The best method I've found so far is to cover the bottom of a small bowl with soapsuds and stick a piece of old fruit (banana seems to work best) in the middle. The little critters try to land on the bubbles, the soap destroys the integrity of the water balance across their skin and they die in seconds. I renew the suds once or twice a day.
And a note to all you rugged outdoorspeople anxious to get out there despite the rains and drizzle, my first two brief outdoor excursions yielded half a dozen glowworms under my redwood trees at night and a tick I picked up while walking along the side of the road.
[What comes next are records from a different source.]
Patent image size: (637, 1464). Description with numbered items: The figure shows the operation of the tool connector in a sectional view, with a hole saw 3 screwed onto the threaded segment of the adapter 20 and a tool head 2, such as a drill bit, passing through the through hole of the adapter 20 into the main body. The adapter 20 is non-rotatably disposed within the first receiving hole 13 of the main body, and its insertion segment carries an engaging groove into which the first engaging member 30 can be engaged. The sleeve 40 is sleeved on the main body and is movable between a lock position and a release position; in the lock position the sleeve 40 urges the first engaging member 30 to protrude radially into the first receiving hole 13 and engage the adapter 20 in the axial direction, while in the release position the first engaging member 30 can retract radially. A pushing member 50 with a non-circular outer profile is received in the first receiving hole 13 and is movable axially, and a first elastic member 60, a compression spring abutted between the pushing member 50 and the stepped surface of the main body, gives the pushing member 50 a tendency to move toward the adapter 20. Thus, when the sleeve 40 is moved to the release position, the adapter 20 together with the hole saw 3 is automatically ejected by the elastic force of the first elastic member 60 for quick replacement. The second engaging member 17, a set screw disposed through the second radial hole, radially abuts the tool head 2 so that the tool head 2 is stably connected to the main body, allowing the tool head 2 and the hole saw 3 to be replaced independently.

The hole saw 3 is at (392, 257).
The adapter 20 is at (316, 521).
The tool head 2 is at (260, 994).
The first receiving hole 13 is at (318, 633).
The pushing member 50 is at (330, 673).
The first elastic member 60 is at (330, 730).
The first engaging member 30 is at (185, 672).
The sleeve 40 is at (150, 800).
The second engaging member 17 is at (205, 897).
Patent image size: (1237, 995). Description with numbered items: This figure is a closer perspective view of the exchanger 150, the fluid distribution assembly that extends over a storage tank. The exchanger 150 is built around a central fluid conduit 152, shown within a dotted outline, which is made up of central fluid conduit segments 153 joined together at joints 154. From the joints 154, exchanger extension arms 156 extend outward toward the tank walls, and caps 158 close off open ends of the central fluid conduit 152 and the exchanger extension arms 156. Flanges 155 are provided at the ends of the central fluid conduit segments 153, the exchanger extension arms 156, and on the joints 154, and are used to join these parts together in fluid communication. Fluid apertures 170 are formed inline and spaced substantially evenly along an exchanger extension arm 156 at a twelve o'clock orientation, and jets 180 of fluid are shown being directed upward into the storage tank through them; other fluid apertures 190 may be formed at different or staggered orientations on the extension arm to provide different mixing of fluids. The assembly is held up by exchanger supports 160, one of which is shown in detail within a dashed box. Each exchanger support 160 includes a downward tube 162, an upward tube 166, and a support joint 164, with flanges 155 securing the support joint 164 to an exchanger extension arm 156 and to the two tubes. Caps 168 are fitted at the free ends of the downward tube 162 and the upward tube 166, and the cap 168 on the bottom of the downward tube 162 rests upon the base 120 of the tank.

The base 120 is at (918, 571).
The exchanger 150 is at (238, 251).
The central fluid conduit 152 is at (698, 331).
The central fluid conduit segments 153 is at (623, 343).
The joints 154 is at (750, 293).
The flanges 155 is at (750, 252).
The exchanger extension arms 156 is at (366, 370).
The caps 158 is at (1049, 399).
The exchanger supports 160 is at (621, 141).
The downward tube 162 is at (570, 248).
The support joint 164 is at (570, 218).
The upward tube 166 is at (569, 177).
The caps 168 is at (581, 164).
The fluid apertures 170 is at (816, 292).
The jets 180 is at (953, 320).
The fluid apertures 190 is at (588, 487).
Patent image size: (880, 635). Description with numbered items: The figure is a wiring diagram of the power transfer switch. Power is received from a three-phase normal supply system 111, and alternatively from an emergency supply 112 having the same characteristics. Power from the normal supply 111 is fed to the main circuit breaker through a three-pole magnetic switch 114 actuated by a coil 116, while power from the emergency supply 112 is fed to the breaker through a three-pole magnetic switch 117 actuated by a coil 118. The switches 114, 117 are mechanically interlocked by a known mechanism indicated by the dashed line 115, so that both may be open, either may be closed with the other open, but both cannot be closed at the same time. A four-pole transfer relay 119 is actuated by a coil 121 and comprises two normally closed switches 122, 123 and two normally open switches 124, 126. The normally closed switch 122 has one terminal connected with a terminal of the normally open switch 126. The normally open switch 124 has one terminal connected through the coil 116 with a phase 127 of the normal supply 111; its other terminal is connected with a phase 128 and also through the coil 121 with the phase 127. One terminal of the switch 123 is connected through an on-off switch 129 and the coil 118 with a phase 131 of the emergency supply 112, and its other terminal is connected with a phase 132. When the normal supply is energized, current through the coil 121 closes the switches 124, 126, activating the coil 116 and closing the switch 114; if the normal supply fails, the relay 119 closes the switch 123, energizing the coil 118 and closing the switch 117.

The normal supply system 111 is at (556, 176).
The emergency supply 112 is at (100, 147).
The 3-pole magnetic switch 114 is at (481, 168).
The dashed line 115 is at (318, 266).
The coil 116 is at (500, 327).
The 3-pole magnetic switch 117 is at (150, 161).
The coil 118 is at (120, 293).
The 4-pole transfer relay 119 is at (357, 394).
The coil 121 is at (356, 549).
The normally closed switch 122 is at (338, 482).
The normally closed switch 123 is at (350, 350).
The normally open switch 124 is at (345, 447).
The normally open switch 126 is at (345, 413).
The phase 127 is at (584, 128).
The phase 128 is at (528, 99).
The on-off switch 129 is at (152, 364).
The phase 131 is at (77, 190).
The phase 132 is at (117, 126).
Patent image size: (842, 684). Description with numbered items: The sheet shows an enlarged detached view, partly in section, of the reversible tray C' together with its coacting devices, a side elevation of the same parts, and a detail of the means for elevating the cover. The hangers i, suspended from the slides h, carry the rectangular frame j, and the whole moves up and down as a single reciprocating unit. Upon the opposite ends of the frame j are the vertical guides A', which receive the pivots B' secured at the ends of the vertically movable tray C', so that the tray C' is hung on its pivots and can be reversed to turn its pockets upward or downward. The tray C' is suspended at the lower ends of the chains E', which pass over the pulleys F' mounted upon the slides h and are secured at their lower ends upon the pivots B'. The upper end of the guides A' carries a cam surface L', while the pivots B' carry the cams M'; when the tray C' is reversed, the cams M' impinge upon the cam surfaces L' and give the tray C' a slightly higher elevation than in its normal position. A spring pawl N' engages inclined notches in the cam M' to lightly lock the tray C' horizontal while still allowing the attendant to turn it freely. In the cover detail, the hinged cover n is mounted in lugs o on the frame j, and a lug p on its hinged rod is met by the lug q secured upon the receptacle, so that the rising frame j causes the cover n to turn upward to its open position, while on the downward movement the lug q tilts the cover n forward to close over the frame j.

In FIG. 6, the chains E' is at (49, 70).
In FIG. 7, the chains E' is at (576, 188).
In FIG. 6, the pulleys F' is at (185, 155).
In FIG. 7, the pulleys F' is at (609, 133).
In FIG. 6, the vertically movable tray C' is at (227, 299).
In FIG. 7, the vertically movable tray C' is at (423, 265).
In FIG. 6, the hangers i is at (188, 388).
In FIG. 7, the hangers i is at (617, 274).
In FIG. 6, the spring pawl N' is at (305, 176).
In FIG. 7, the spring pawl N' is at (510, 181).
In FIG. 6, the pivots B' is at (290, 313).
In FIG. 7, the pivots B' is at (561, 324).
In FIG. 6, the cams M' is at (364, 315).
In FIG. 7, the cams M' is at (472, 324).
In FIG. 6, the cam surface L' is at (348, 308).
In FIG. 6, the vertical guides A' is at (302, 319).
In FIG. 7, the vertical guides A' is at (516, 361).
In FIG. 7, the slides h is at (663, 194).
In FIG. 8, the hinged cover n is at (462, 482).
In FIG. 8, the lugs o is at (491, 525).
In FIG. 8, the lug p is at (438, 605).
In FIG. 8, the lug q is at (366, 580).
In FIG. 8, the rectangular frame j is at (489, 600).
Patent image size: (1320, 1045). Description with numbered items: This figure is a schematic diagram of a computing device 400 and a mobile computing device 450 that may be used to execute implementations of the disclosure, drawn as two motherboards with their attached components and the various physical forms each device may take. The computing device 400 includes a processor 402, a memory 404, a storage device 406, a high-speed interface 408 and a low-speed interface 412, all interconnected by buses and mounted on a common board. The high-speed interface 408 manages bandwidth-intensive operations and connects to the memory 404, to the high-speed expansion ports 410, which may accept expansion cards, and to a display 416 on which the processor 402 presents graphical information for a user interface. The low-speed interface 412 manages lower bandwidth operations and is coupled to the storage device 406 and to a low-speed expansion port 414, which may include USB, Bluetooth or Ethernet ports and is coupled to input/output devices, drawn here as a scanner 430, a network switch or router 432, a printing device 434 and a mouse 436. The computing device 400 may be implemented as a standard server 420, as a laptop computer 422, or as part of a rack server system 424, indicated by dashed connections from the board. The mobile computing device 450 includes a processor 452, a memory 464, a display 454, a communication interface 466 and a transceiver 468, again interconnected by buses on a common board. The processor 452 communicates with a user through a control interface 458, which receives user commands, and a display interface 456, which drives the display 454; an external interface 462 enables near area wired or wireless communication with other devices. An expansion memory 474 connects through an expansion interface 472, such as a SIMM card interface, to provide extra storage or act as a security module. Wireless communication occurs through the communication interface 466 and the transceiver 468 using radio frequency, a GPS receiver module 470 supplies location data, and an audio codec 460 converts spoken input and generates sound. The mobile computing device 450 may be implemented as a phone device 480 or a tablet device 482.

Be careful when you go out — our local ticks flourish in damp weather.
Glowworm vs. Snail
One night I counted four glowworms (Pterotus intergrippinis) under my redwood trees. I have counted as many as 27 in the leaf litter beneath my small 20-foot-by-50-foot grove. The first ones I ever saw were beneath redwoods at Grizzly Creek Campground.
So far, I've seen them in every grove I've checked out on nights when the weather and moonlight were ideal. They seem to come out and display their glowing tail segments when it's dark and drippy. It is on such nights the prey to which they are particularly adapted comes out. They hunt, capture and devour small snails and slugs.
I think I've seen about all of the steps. I suspect they locate their intended prey by tracking the snail's slime trail with their short antennae. Once it catches up, the glowworm attaches its caudal appendage to the snail's shell. This gives it an anchor point from which to stretch out and bite the victim's soft body, injecting toxic saliva. The snail then reacts violently, often excreting a great mass of sticky clinging bubbles. I've been surprised that the snail didn't just withdraw into its shell as they usually do when disturbed. Instead, it stampeded (well, as much as a snail can stampede) through the tiny world of mosses and grass stems. In one case the snail actually succeed in scraping its tormentor off and escaping. I do not know if the snail survived the toxic bite but after about 10 minutes the worm did succeed in escaping the sticky clinging suds.
When the glowworm is successful, it can take up to three days to clean out the snail's shell, often glowing eerily, illuminating the hapless mollusk's shell from the inside.
This drama has played out for millions of years. The power of evolution has adapted the players through a neverending arms race. If my little grove is typical and there are about 1.6 million acres of redwoods, it means there are somewhere between 32 and 216 million Pterotus obscuripennis out there. Considering that their common name is the "Douglas fir glow worm," and there are probably many more acres of Douglas fir than redwoods, this insect may be incredibly numerous, but they are largely unseen and unknown because who goes out looking for tiny green LED-looking bugs on wet, dark, sloppy nights? Well, me.